Comme dans un film où les images défilent à la vitesse du train, elle saisit des instantanés de l'enfance de son père : années 50, Alger, son père Harry grandit avec son frère aîné Armand, et ses parents Louise et Joseph. Ils ont riches. Dans la famille les hommes sont médecins de père en fils dans des cliniques qui leur appartiennent. La famille, juive, "ne faisait pas partie des colons français mais vivait sur ces terres depuis qu'ils avaient été chassés d'Espagne au XVe siècle". Une vie fastueuse jusqu'à la guerre d'Algérie, puis c'est l'exil en France.
En grandissant, Harry est celui des deux fils qui ne répond pas aux attentes familiales, flambeur, amoureux des femmes et préférant le jeux aux études médicales. Puis il rencontre Eve, amour fou et mariage contre l'avis de la famille. La leucémie se déclare quelques mois plus tard, juste après la naissance de leur fille. La mère reste seule avec son enfant, dans une famille qui la déteste, et réciproquement. La petite fille aime dormir sur la gorge moelleuse de sa grand-mère. Elle est spectatrice des disputes avec l'oncle Armand et supporte sans rien dire la violence maternelle. Elle finira par être séparée de cette branche de la famille par sa mère, qui s'est remariée, a eu une autre fille. A 26 ans, l'annonce de la mort de sa grand-mère la plonge dans une dépression sévère, qui manque de l'emporter.
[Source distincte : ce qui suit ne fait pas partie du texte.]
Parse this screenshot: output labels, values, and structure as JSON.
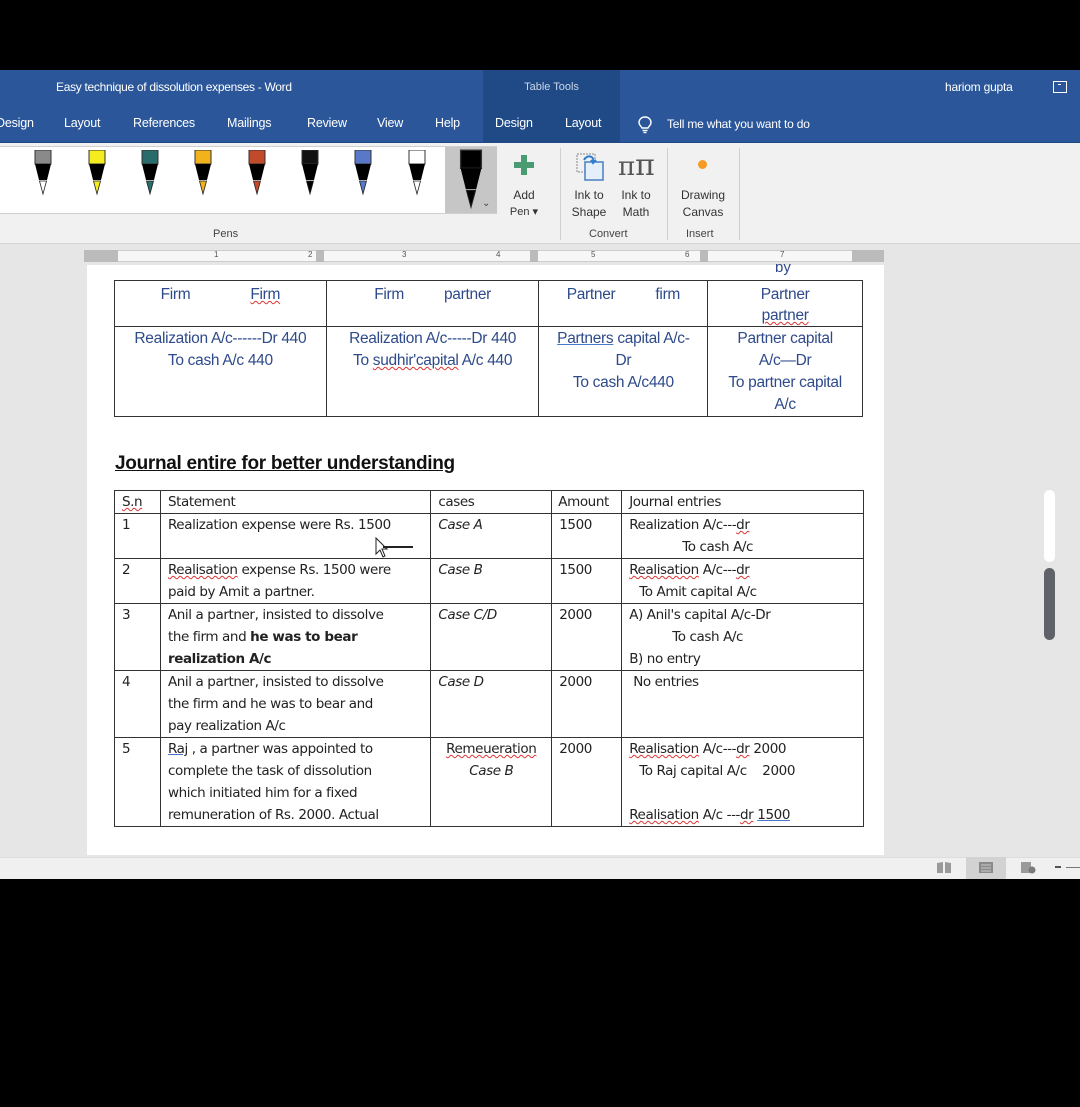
{
  "window": {
    "title": "Easy technique  of dissolution expenses  -  Word",
    "context_label": "Table Tools",
    "user": "hariom gupta"
  },
  "tabs": [
    {
      "label": "Design"
    },
    {
      "label": "Layout"
    },
    {
      "label": "References"
    },
    {
      "label": "Mailings"
    },
    {
      "label": "Review"
    },
    {
      "label": "View"
    },
    {
      "label": "Help"
    },
    {
      "label": "Design"
    },
    {
      "label": "Layout"
    }
  ],
  "tell_me": "Tell me what you want to do",
  "ribbon": {
    "pens_group": "Pens",
    "pens": [
      {
        "name": "gray-pencil",
        "color": "#8a8a8a"
      },
      {
        "name": "yellow-highlighter",
        "color": "#f5ec1f"
      },
      {
        "name": "teal-galaxy-pen",
        "color": "#2a6b6b"
      },
      {
        "name": "gold-pen",
        "color": "#f2b21b"
      },
      {
        "name": "rainbow-pen",
        "color": "#c04a2a"
      },
      {
        "name": "black-pencil",
        "color": "#111111"
      },
      {
        "name": "ocean-pen",
        "color": "#5a78c8"
      },
      {
        "name": "white-pen",
        "color": "#ffffff"
      },
      {
        "name": "black-pen-selected",
        "color": "#000000"
      }
    ],
    "add_pen": [
      "Add",
      "Pen ▾"
    ],
    "ink_to_shape": [
      "Ink to",
      "Shape"
    ],
    "ink_to_math": [
      "Ink to",
      "Math"
    ],
    "convert_group": "Convert",
    "drawing_canvas": [
      "Drawing",
      "Canvas"
    ],
    "insert_group": "Insert"
  },
  "ruler": {
    "numbers": [
      "1",
      "2",
      "3",
      "4",
      "5",
      "6",
      "7"
    ]
  },
  "table1": {
    "cutoff_text": "by",
    "header": [
      [
        "Firm",
        "Firm"
      ],
      [
        "Firm",
        "partner"
      ],
      [
        "Partner",
        "firm"
      ],
      [
        "Partner",
        "partner"
      ]
    ],
    "row": [
      [
        "Realization A/c------Dr 440",
        "To cash A/c 440"
      ],
      [
        "Realization A/c-----Dr 440",
        "To ",
        "sudhir'capital",
        " A/c 440"
      ],
      [
        "Partners",
        " capital A/c-",
        "Dr",
        "To cash A/c440"
      ],
      [
        "Partner capital",
        "A/c—Dr",
        "To partner capital",
        "A/c"
      ]
    ]
  },
  "heading": "Journal entire for better understanding",
  "table2": {
    "columns": [
      "S.n",
      "Statement",
      "cases",
      "Amount",
      "Journal entries"
    ],
    "rows": [
      {
        "sn": "1",
        "statement": [
          "Realization expense were Rs. 1500"
        ],
        "case": "Case A",
        "amount": "1500",
        "entries": [
          "Realization A/c---",
          "dr",
          "To cash A/c"
        ]
      },
      {
        "sn": "2",
        "statement": [
          "Realisation",
          " expense Rs. 1500 were",
          "paid by Amit a partner."
        ],
        "case": "Case B",
        "amount": "1500",
        "entries": [
          "Realisation",
          " A/c---",
          "dr",
          "To Amit capital A/c"
        ]
      },
      {
        "sn": "3",
        "statement": [
          "Anil a partner, insisted to dissolve",
          "the firm and ",
          "he was to bear",
          "realization A/c"
        ],
        "case": "Case C/D",
        "amount": "2000",
        "entries": [
          "A) Anil's capital A/c-Dr",
          "To cash A/c",
          "B) no entry"
        ]
      },
      {
        "sn": "4",
        "statement": [
          "Anil a partner, insisted to dissolve",
          "the firm and he was to bear and",
          "pay realization A/c"
        ],
        "case": "Case D",
        "amount": "2000",
        "entries": [
          "No entries"
        ]
      },
      {
        "sn": "5",
        "statement": [
          "Raj",
          " , a partner was appointed to",
          "complete the task of dissolution",
          "which initiated him for a fixed",
          "remuneration of Rs. 2000. Actual"
        ],
        "case": [
          "Remeueration",
          "Case  B"
        ],
        "amount": "2000",
        "entries": [
          "Realisation",
          " A/c---",
          "dr",
          " 2000",
          "To Raj capital A/c    2000",
          "Realisation",
          " A/c ---",
          "dr",
          "1500"
        ]
      }
    ]
  },
  "statusbar": {
    "views": [
      "read-mode",
      "print-layout",
      "web-layout"
    ],
    "active_view": "print-layout"
  },
  "scrollbar": {
    "position_fraction": 0.55
  }
}
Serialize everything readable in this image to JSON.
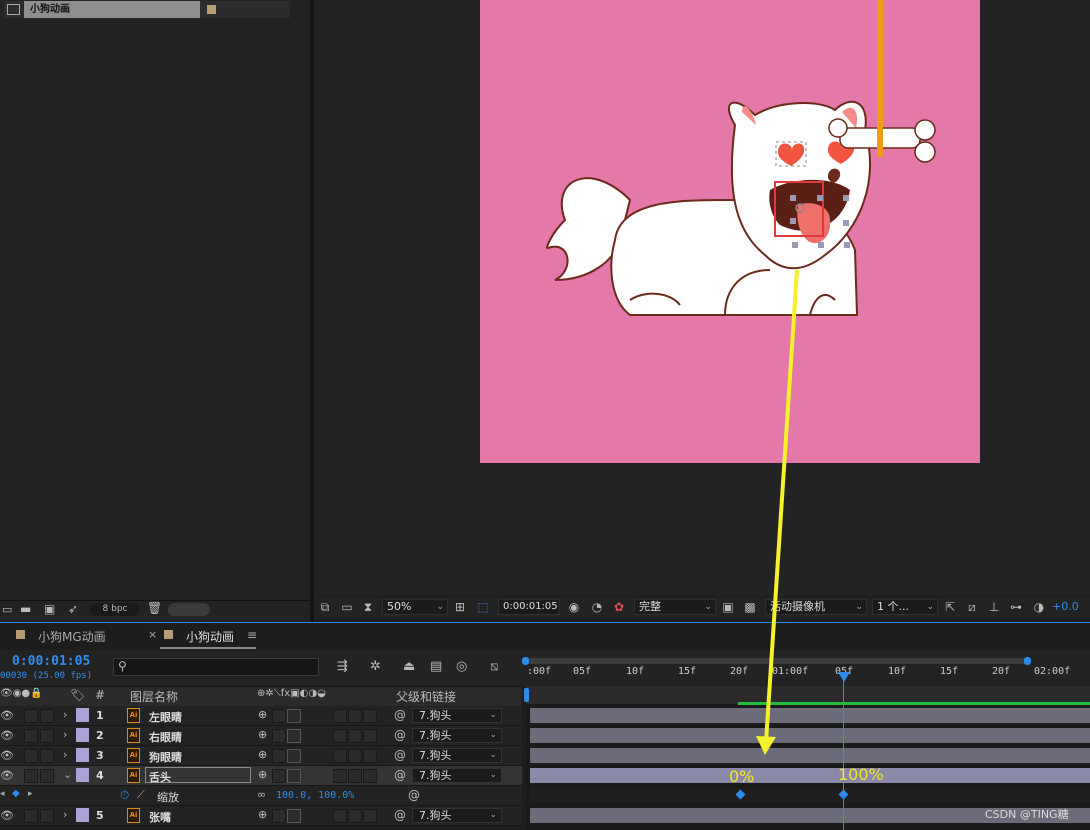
{
  "project": {
    "selected_item": "小狗动画",
    "bpc": "8 bpc"
  },
  "comp_toolbar": {
    "zoom": "50%",
    "timecode": "0:00:01:05",
    "resolution": "完整",
    "camera": "活动摄像机",
    "views": "1 个...",
    "exposure": "+0.0"
  },
  "tabs": [
    {
      "label": "小狗MG动画"
    },
    {
      "label": "小狗动画"
    }
  ],
  "timeline": {
    "timecode": "0:00:01:05",
    "fps": "00030 (25.00 fps)",
    "search_placeholder": "",
    "ruler": [
      ":00f",
      "05f",
      "10f",
      "15f",
      "20f",
      "01:00f",
      "05f",
      "10f",
      "15f",
      "20f",
      "02:00f"
    ],
    "columns": {
      "num": "#",
      "layer_name": "图层名称",
      "parent": "父级和链接"
    },
    "layers": [
      {
        "num": "1",
        "name": "左眼睛",
        "parent": "7.狗头"
      },
      {
        "num": "2",
        "name": "右眼睛",
        "parent": "7.狗头"
      },
      {
        "num": "3",
        "name": "狗眼睛",
        "parent": "7.狗头"
      },
      {
        "num": "4",
        "name": "舌头",
        "parent": "7.狗头"
      },
      {
        "num": "5",
        "name": "张嘴",
        "parent": "7.狗头"
      }
    ],
    "property": {
      "name": "缩放",
      "value": "100.0, 100.0%"
    },
    "annotations": {
      "start": "0%",
      "end": "100%"
    }
  },
  "watermark": "CSDN @TING糖",
  "colors": {
    "accent": "#2d8ceb",
    "canvas": "#e479a9",
    "annotation": "#f4e52f"
  }
}
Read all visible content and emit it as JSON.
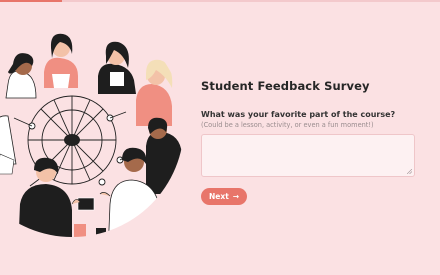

"Le cœur de ce qui m'a faite"
La narratrice s'était alors promis d'écrire "cette histoire du crépuscule, de la fosse incurable de nos regrets, et d'une maladie mentale, la mienne, qui fut une damnation avant d'être une chance". Si elle a raconté dans Les enténébrés (Seuil, 2019) l'histoire de la branche maternelle, elle a jusque-là caché, dit-elle "le cœur de ce qui m'a faite", préférant "faire mine d'avoir oublié." La rencontre fortuite à Genève avec cette femme qui a connu son père, lui fait comprendre pourquoi elle doit "se hâter de la raconter".
Elle explique : "Les morts ne sont pas avalés. Ni par l'eau ni par la terre. Ils continuent de marcher parmi les vivants." Ils restent vivants dans "les récits que nous tenons des autres", jusqu'au jour où "la dernière personne qui pouvait nous parler de la personne qui nous avons perdue meurt à son tour ; et, dans cette césure fatale, le temps devient, dit-on, irréversible".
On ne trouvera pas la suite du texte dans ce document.